Y tenía también a mi padre. Ustedes, que le leían, que quizás lo trataron, saben lo amargo que se queda uno, y lo desnortado, y lo disminuido, cuando se muere un hombre de palabra. Si además esa palabra, sobre un ejemplo, edificó tu vida. Si ese hombre te amaba. Si a ese hombre lo amabas. Si tus principios nacieron de su tronco, y de él se alimentaron, y a su sombra florecieron. Si su carne, tan dulce, te servía de luna blanca en la noche, y sus recuerdos, de memoria, y su pasado, de origen. Si estás hecho, por la mitad, de lo que él era, y esa mitad sucumbe, entonces uno se queda como un náufrago, o como el rey de una isla desierta. A mi padre no le vi la muerte – será por eso que aún no me la creo -, y ahí enfrente le tengo, en su última fotografía, invitándome a su mesa profunda y al calor de sus brazos.
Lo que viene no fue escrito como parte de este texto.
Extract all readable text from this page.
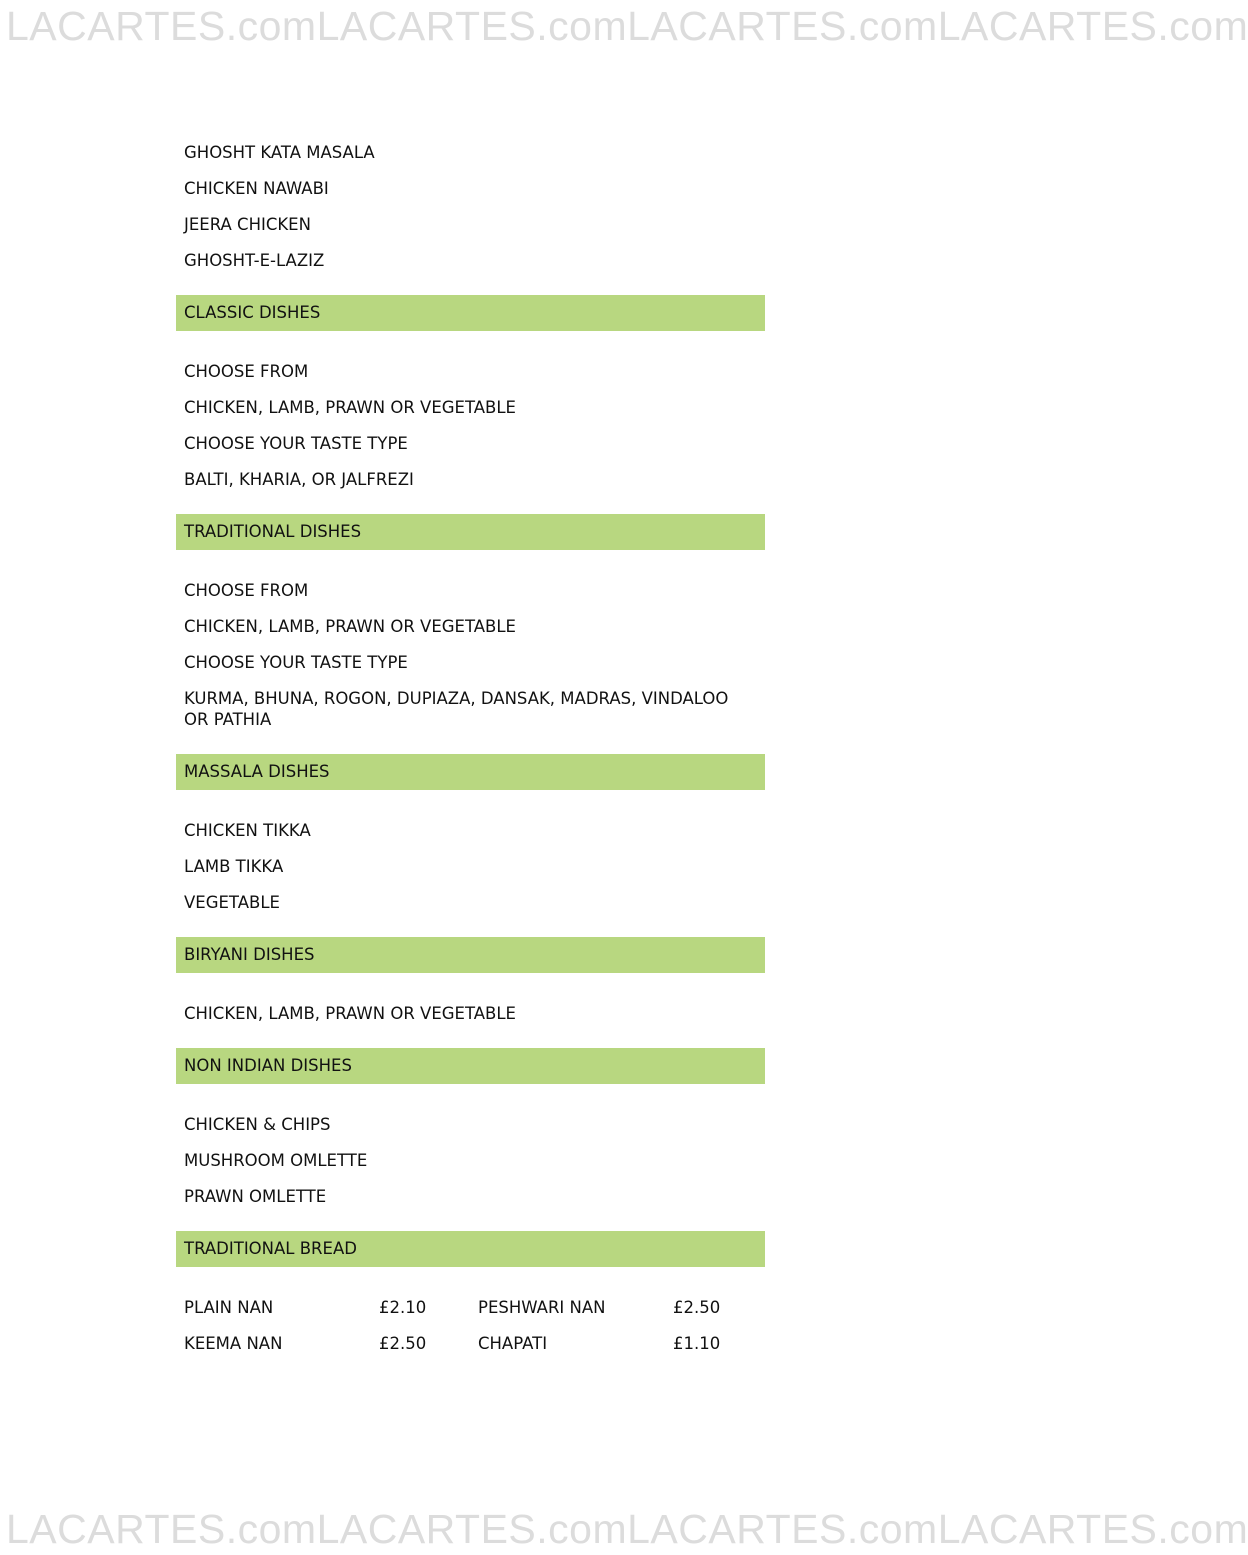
LACARTES.com LACARTES.com LACARTES.com LACARTES.com
GHOSHT KATA MASALA
CHICKEN NAWABI
JEERA CHICKEN
GHOSHT-E-LAZIZ
CLASSIC DISHES
CHOOSE FROM
CHICKEN, LAMB, PRAWN OR VEGETABLE
CHOOSE YOUR TASTE TYPE
BALTI, KHARIA, OR JALFREZI
TRADITIONAL DISHES
CHOOSE FROM
CHICKEN, LAMB, PRAWN OR VEGETABLE
CHOOSE YOUR TASTE TYPE
KURMA, BHUNA, ROGON, DUPIAZA, DANSAK, MADRAS, VINDALOO OR PATHIA
MASSALA DISHES
CHICKEN TIKKA
LAMB TIKKA
VEGETABLE
BIRYANI DISHES
CHICKEN, LAMB, PRAWN OR VEGETABLE
NON INDIAN DISHES
CHICKEN & CHIPS
MUSHROOM OMLETTE
PRAWN OMLETTE
TRADITIONAL BREAD
PLAIN NAN	£2.10	PESHWARI NAN	£2.50
KEEMA NAN	£2.50	CHAPATI	£1.10
LACARTES.com LACARTES.com LACARTES.com LACARTES.com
Aún me queda mi madre, con su voz de oro. Tan solícita y amorosa, tan frondosa y cromática, tan triste ahora, que dan ganas de ponerle un puente alado hacia el olvido, para que renazca de las cenizas del viento. Para que no le tome en cuenta a la vida sus disparos a ciegas, su traición sigilosa, su abominable costumbre de no detenerse ante el abismo. Me queda mucha madre, herida en el centro de su pecho, pero tibia y latiente como el pulmón de las rosas. Y me quedan mi hija tierna, que me traje de Oriente para salvarla y salvarme del fracaso, y el Vitorio, mi marido, que ha hecho un pacto con las águilas y no sabe ni mentir ni fallar, y mi hermana Beatrice, tan sutil, equilibrada, ecuánime y serena como un sol de mediodía, y mi hermano Emilio, que practica con infalible destreza el humor, el análisis, la velocidad y la elegancia.
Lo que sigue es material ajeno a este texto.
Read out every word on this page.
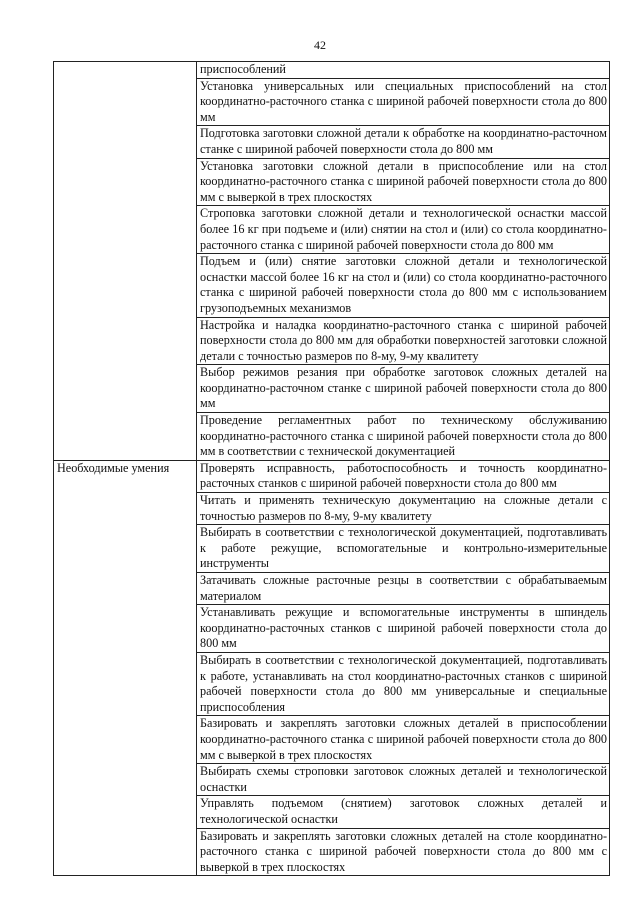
42
	приспособлений
	Установка универсальных или специальных приспособлений на стол координатно-расточного станка с шириной рабочей поверхности стола до 800 мм
	Подготовка заготовки сложной детали к обработке на координатно-расточном станке с шириной рабочей поверхности стола до 800 мм
	Установка заготовки сложной детали в приспособление или на стол координатно-расточного станка с шириной рабочей поверхности стола до 800 мм с выверкой в трех плоскостях
	Строповка заготовки сложной детали и технологической оснастки массой более 16 кг при подъеме и (или) снятии на стол и (или) со стола координатно-расточного станка с шириной рабочей поверхности стола до 800 мм
	Подъем и (или) снятие заготовки сложной детали и технологической оснастки массой более 16 кг на стол и (или) со стола координатно-расточного станка с шириной рабочей поверхности стола до 800 мм с использованием грузоподъемных механизмов
	Настройка и наладка координатно-расточного станка с шириной рабочей поверхности стола до 800 мм для обработки поверхностей заготовки сложной детали с точностью размеров по 8-му, 9-му квалитету
	Выбор режимов резания при обработке заготовок сложных деталей на координатно-расточном станке с шириной рабочей поверхности стола до 800 мм
	Проведение регламентных работ по техническому обслуживанию координатно-расточного станка с шириной рабочей поверхности стола до 800 мм в соответствии с технической документацией
Необходимые умения	Проверять исправность, работоспособность и точность координатно-расточных станков с шириной рабочей поверхности стола до 800 мм
	Читать и применять техническую документацию на сложные детали с точностью размеров по 8-му, 9-му квалитету
	Выбирать в соответствии с технологической документацией, подготавливать к работе режущие, вспомогательные и контрольно-измерительные инструменты
	Затачивать сложные расточные резцы в соответствии с обрабатываемым материалом
	Устанавливать режущие и вспомогательные инструменты в шпиндель координатно-расточных станков с шириной рабочей поверхности стола до 800 мм
	Выбирать в соответствии с технологической документацией, подготавливать к работе, устанавливать на стол координатно-расточных станков с шириной рабочей поверхности стола до 800 мм универсальные и специальные приспособления
	Базировать и закреплять заготовки сложных деталей в приспособлении координатно-расточного станка с шириной рабочей поверхности стола до 800 мм с выверкой в трех плоскостях
	Выбирать схемы строповки заготовок сложных деталей и технологической оснастки
	Управлять подъемом (снятием) заготовок сложных деталей и технологической оснастки
	Базировать и закреплять заготовки сложных деталей на столе координатно-расточного станка с шириной рабочей поверхности стола до 800 мм с выверкой в трех плоскостях
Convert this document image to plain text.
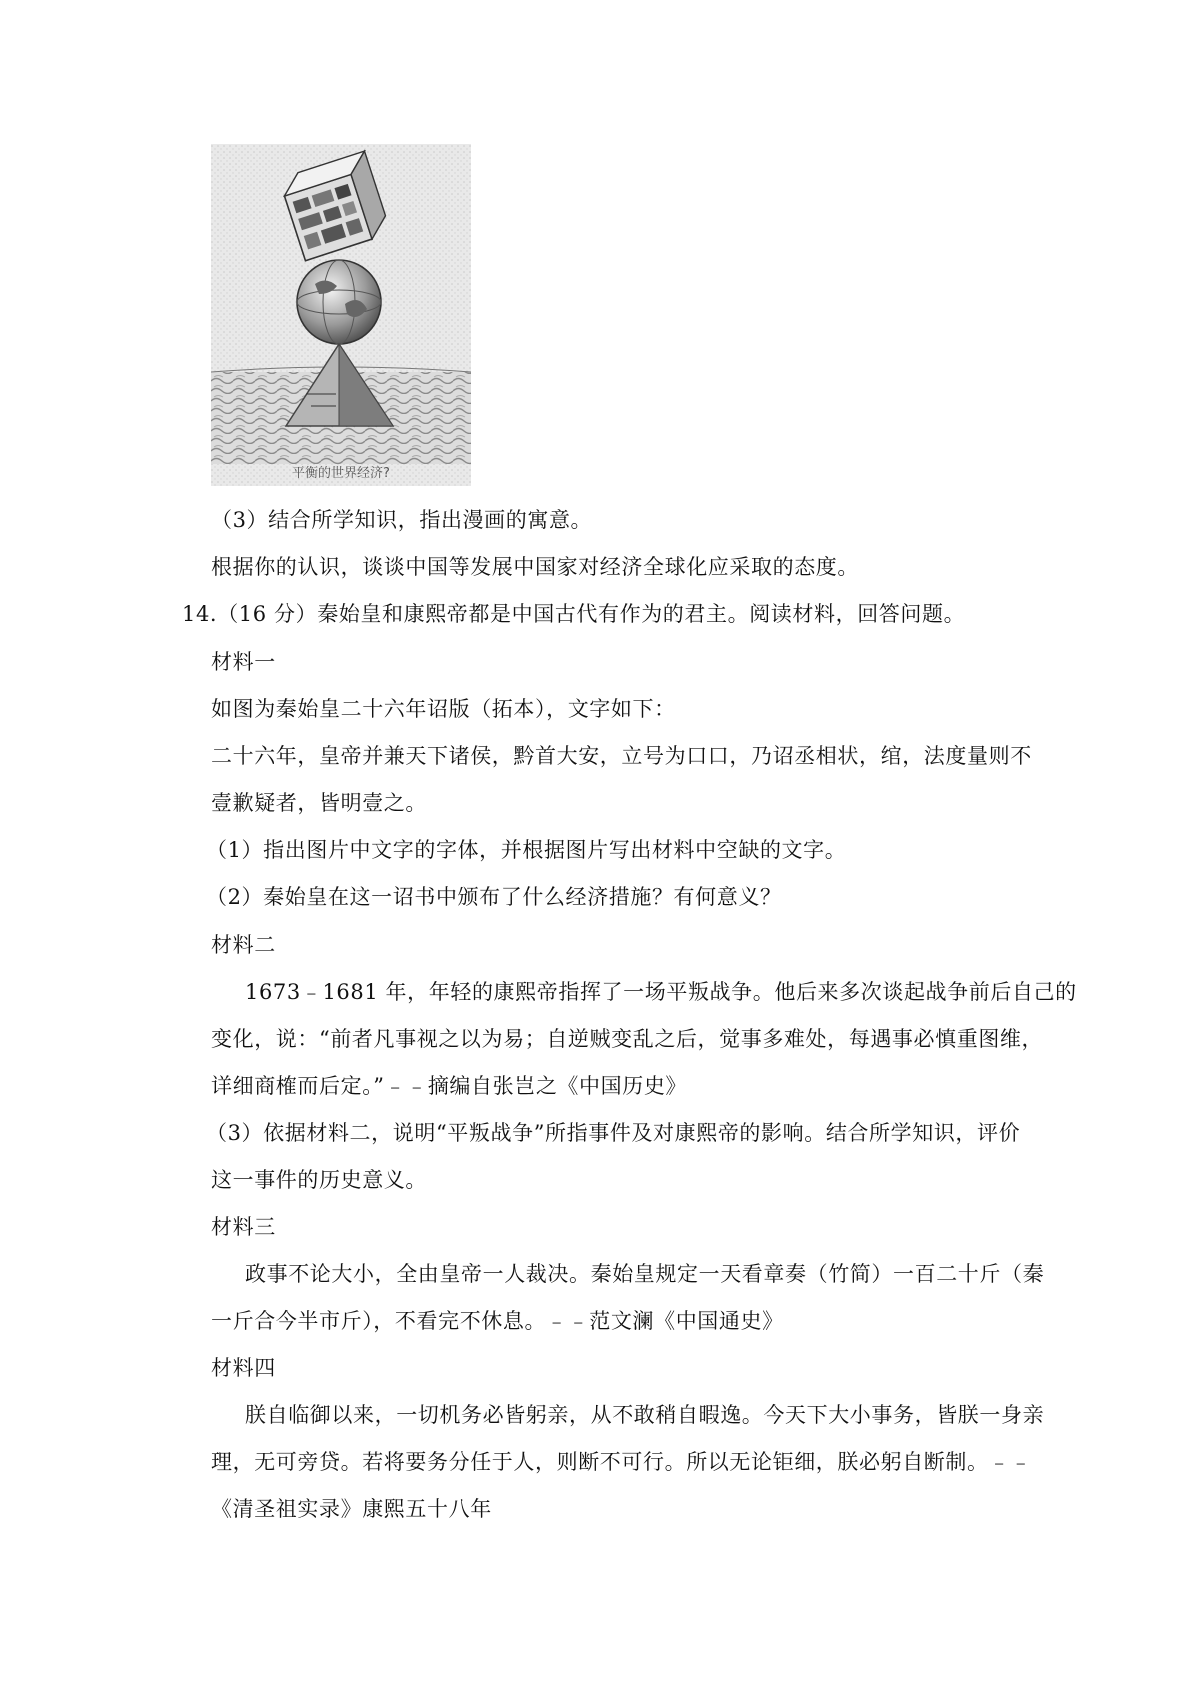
平衡的世界经济?
（3）结合所学知识，指出漫画的寓意。
根据你的认识，谈谈中国等发展中国家对经济全球化应采取的态度。
14.（16 分）秦始皇和康熙帝都是中国古代有作为的君主。阅读材料，回答问题。
材料一
如图为秦始皇二十六年诏版（拓本），文字如下：
二十六年，皇帝并兼天下诸侯，黔首大安，立号为口口，乃诏丞相状，绾，法度量则不
壹歉疑者，皆明壹之。
（1）指出图片中文字的字体，并根据图片写出材料中空缺的文字。
（2）秦始皇在这一诏书中颁布了什么经济措施？有何意义？
材料二
1673﹣1681 年，年轻的康熙帝指挥了一场平叛战争。他后来多次谈起战争前后自己的
变化，说：“前者凡事视之以为易；自逆贼变乱之后，觉事多难处，每遇事必慎重图维，
详细商榷而后定。”﹣﹣摘编自张岂之《中国历史》
（3）依据材料二，说明“平叛战争”所指事件及对康熙帝的影响。结合所学知识，评价
这一事件的历史意义。
材料三
政事不论大小，全由皇帝一人裁决。秦始皇规定一天看章奏（竹简）一百二十斤（秦
一斤合今半市斤），不看完不休息。﹣﹣范文澜《中国通史》
材料四
朕自临御以来，一切机务必皆躬亲，从不敢稍自暇逸。今天下大小事务，皆朕一身亲
理，无可旁贷。若将要务分任于人，则断不可行。所以无论钜细，朕必躬自断制。﹣﹣
《清圣祖实录》康熙五十八年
Algo va mal en el mundo, cuando no hay quien halle lugar para la dicha. A mí me entran ganas de seguir emigrando, de irme otra vez y más lejos, pero ya no sé adónde. Mi instinto, tan dado a la fuga, aconseja repliegue. Cambien ustedes mis amados nombres por sus amados nombres y quizás coincidan conmigo en que a pesar de las modas, y aunque nadie dé un duro por ella, la “famiglia”, “quella vecchia signora», es lo único serio que nos pasa.